Stock Warrant and Call Option are derivatives of a stock. Both are investment securities that an investor can use to generate a profit or leverage in an investment portfolio. These act as a right but not an obligation for the holder to buy the underlying asset at a certain price before the expiration. However, there is one big difference between warrant vs call option. Warrants are issued directly by the company, while the call option is a contract between two investors. There are more differences between warrant vs call option, but those we will discuss later in the article.
Benefits of Warrant
A company might issues stock warrants simply to attract more investors. For a company, a warrant is the source of potential capital in the future when it is looking to raise additional capital without offering other bonds or stocks.
Companies also seek warrants as a potential funding source that can keep them afloat in grave situations such as bankruptcy. Thus, it is a good capitalization option for start-ups or if the company is nearing bankruptcy. Further, some organizations also release warrants to gain goodwill, as convincing investors to pay $50 for a warrant is easy than asking them to buy a $500 share.
For investors, it gives them a chance to buy the shares at a lower price without investing too much. For example, Company A issues bonds of face value $200 with a warrant $10 warrant, which will expire after five years. Now, the investor can buy the stock of Company A anytime within five years. He or she will benefit if the price of the stock is greater than $10.
Benefit of Call Options
A call option is less risky than buying a share as they do not require the same investment as purchasing the stock. There are various strategies that expert traders can apply to minimize downside risks. Options traders do not indulge in too much fundamental research simply because options are extremely short term trading instruments. Therefore, technical research comes in handy.
Warrant vs Call Option – Differences
Let us now check the differences between warrant vs call option;
In the call option, the buyer gets the right but not the obligation to buy the underlying asset at a predetermined rate and time. Stock warrant, on the other hand, gives the holder the right to avail the specific number of shares at a pre-determined price and at a specific date.
Type of Contract
A call option contract is standardized, while warrants are non- standardized contracts.
Who is the Issuer?
Stock exchanges or options exchanges issue the call option. On the other hand, warrants come directly from the company. Also, stock exchanges issue options independently or as a separate product. Companies, however, issue warrants together with other instruments such as bonds.
Who Sets Terms and Conditions?
The exchanges set the terms and conditions for trading options. In case of warrants, the terms and conditions are set by the issuing company.
In the call option, the underlying asset would be equities, bonds or indices. The underlying asset in the warrant is usually currencies and international shares.
Type of Products
Products in case of the call option range from equity or index calls and put options. Warrants could be anything from capital guarantee investments and other high risk/return trading warrants.

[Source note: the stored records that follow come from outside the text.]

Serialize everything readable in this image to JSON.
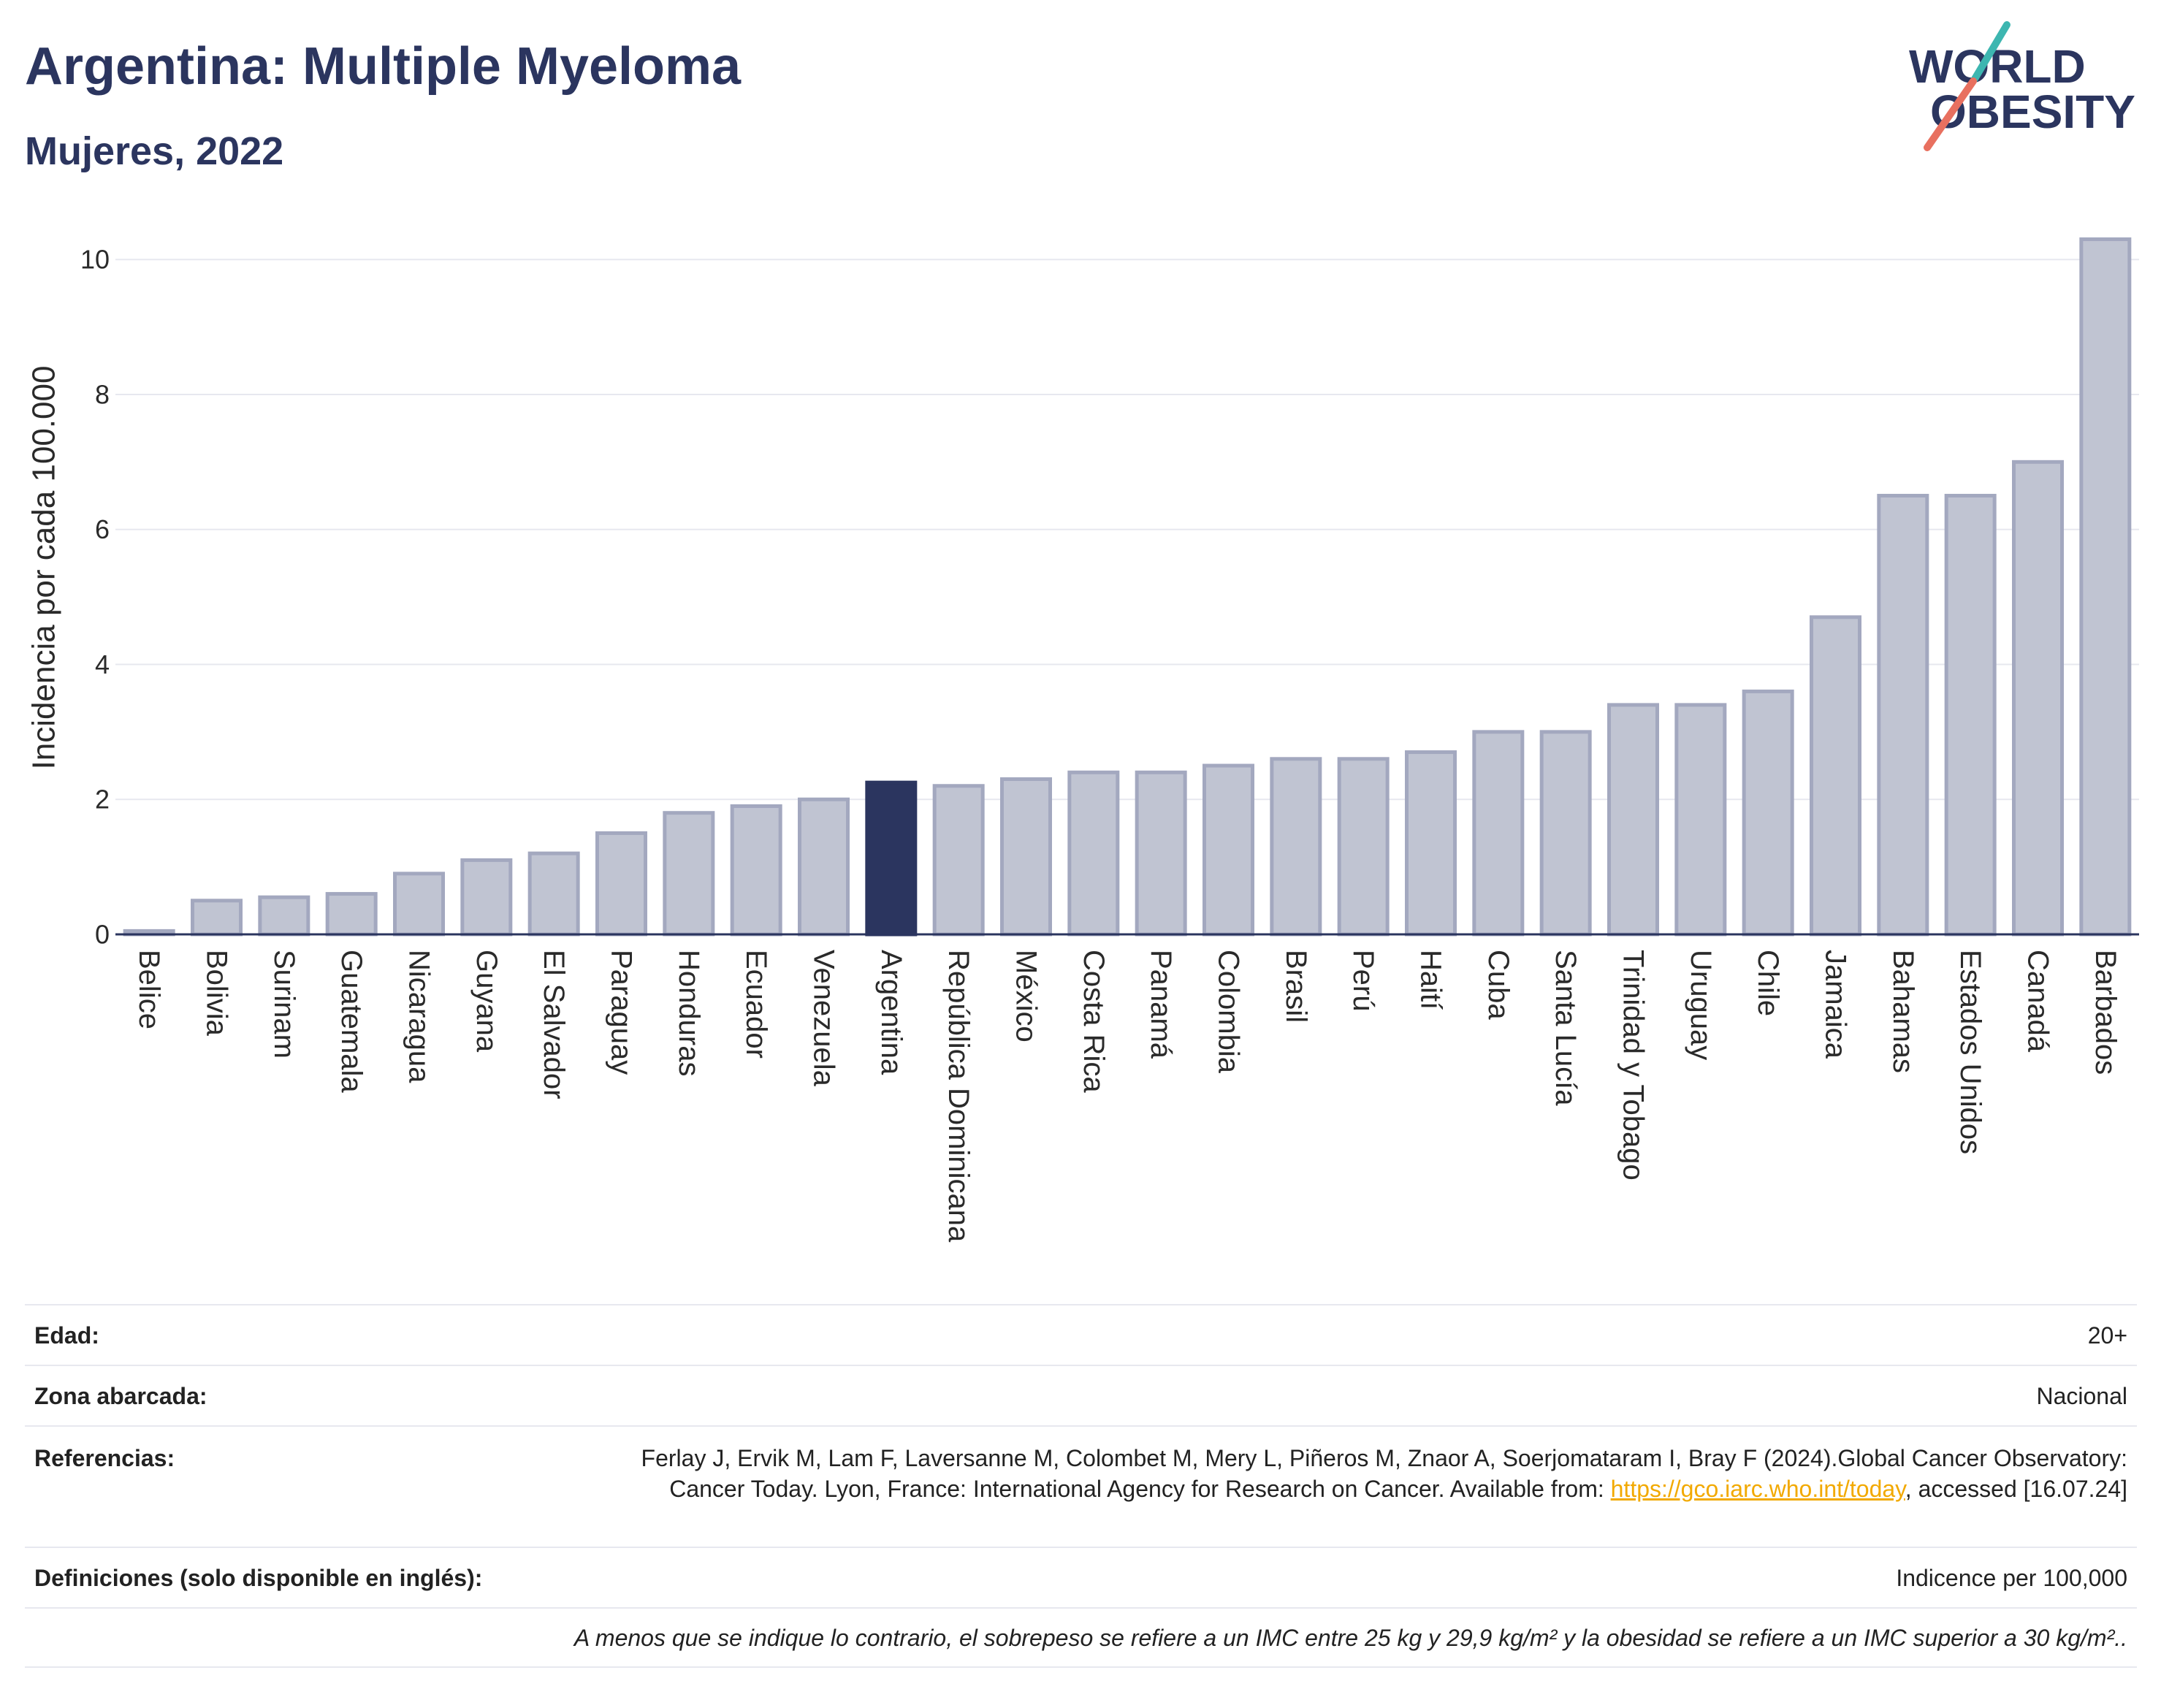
{
  "logo": {
    "line1": "WORLD",
    "line2": "OBESITY"
  },
  "colors": {
    "title": "#2b355f",
    "bar_fill": "#c0c4d2",
    "bar_stroke": "#a3a8bf",
    "highlight_fill": "#2b355f",
    "grid": "#e7e8ef",
    "zero_line": "#2b355f",
    "link": "#f2a900",
    "logo_teal": "#3db6b0",
    "logo_salmon": "#e8705f"
  },
  "chart_data": {
    "type": "bar",
    "title": "Argentina: Multiple Myeloma",
    "subtitle": "Mujeres, 2022",
    "xlabel": "",
    "ylabel": "Incidencia por cada 100.000",
    "ylim": [
      0,
      10.5
    ],
    "yticks": [
      0,
      2,
      4,
      6,
      8,
      10
    ],
    "grid": true,
    "categories": [
      "Belice",
      "Bolivia",
      "Surinam",
      "Guatemala",
      "Nicaragua",
      "Guyana",
      "El Salvador",
      "Paraguay",
      "Honduras",
      "Ecuador",
      "Venezuela",
      "Argentina",
      "República Dominicana",
      "México",
      "Costa Rica",
      "Panamá",
      "Colombia",
      "Brasil",
      "Perú",
      "Haití",
      "Cuba",
      "Santa Lucía",
      "Trinidad y Tobago",
      "Uruguay",
      "Chile",
      "Jamaica",
      "Bahamas",
      "Estados Unidos",
      "Canadá",
      "Barbados"
    ],
    "values": [
      0.05,
      0.5,
      0.55,
      0.6,
      0.9,
      1.1,
      1.2,
      1.5,
      1.8,
      1.9,
      2.0,
      2.25,
      2.2,
      2.3,
      2.4,
      2.4,
      2.5,
      2.6,
      2.6,
      2.7,
      3.0,
      3.0,
      3.4,
      3.4,
      3.6,
      4.7,
      6.5,
      6.5,
      7.0,
      10.3
    ],
    "highlighted": [
      false,
      false,
      false,
      false,
      false,
      false,
      false,
      false,
      false,
      false,
      false,
      true,
      false,
      false,
      false,
      false,
      false,
      false,
      false,
      false,
      false,
      false,
      false,
      false,
      false,
      false,
      false,
      false,
      false,
      false
    ]
  },
  "footer": {
    "age": {
      "label": "Edad:",
      "value": "20+"
    },
    "area": {
      "label": "Zona abarcada:",
      "value": "Nacional"
    },
    "references": {
      "label": "Referencias:",
      "text_before": "Ferlay J, Ervik M, Lam F, Laversanne M, Colombet M, Mery L, Piñeros M, Znaor A, Soerjomataram I, Bray F (2024).Global Cancer Observatory: Cancer Today. Lyon, France: International Agency for Research on Cancer. Available from: ",
      "link": "https://gco.iarc.who.int/today",
      "text_after": ", accessed [16.07.24]"
    },
    "definitions": {
      "label": "Definiciones (solo disponible en inglés):",
      "value": "Indicence per 100,000"
    },
    "note": "A menos que se indique lo contrario, el sobrepeso se refiere a un IMC entre 25 kg y 29,9 kg/m² y la obesidad se refiere a un IMC superior a 30 kg/m².."
  }
}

Effect of Equity or Total Shares
Issue of the call option does not result in the dilution of equity. Warrant issuance, however, results in dilution of the equity.
The lifespan of a call option does not stretch beyond one year. On the other hand, the life span of warrant can be up to 15 years or as the company decides.
The call options are governed by different tax rules as they are compensatory in nature. Since warrants are not compensatory in nature, therefore, they follow usual tax rules.
What Principles Apply?
Option trading follows futures market principles, while warrants follow the principle of cash markets. Therefore, one can buy or short a call option, or apply various strategies to profit from them. One can’t short warrants like the options. Also, options have margin calls, while there is no margin call in the warrant.
Warrant vs Call Option – Similarities
Along with the differences, warrant vs call option shares a lot of similarities as well. These are:
- Both warrants and call option give the holder an option to take benefit of the increase or decrease in price without actually holding the real asset.
- Both give the holder the right to buy the underlying asset at a fixed price at a specified future date.
- In both, the holder has no control over the underlying asset until he or she exercises the call option or warrant.
- Pricing of both the components depends on two components – intrinsic value and time value.
- Common factors such as stock price, expiry, volatility, risk-free return and so on influence both warrants and call option.
Both these instruments allow investors to benefit from stock without actually investing in that stock. However, before going for the stock option or warrant, one should know their pros and cons and the level the risk. Thereafter, an investor should determine an acceptable level of risk, and take a decision accordingly. Also, an investor needs to consider the time horizon of investing – a call option is for short-term, while the warrants are a long-term investment.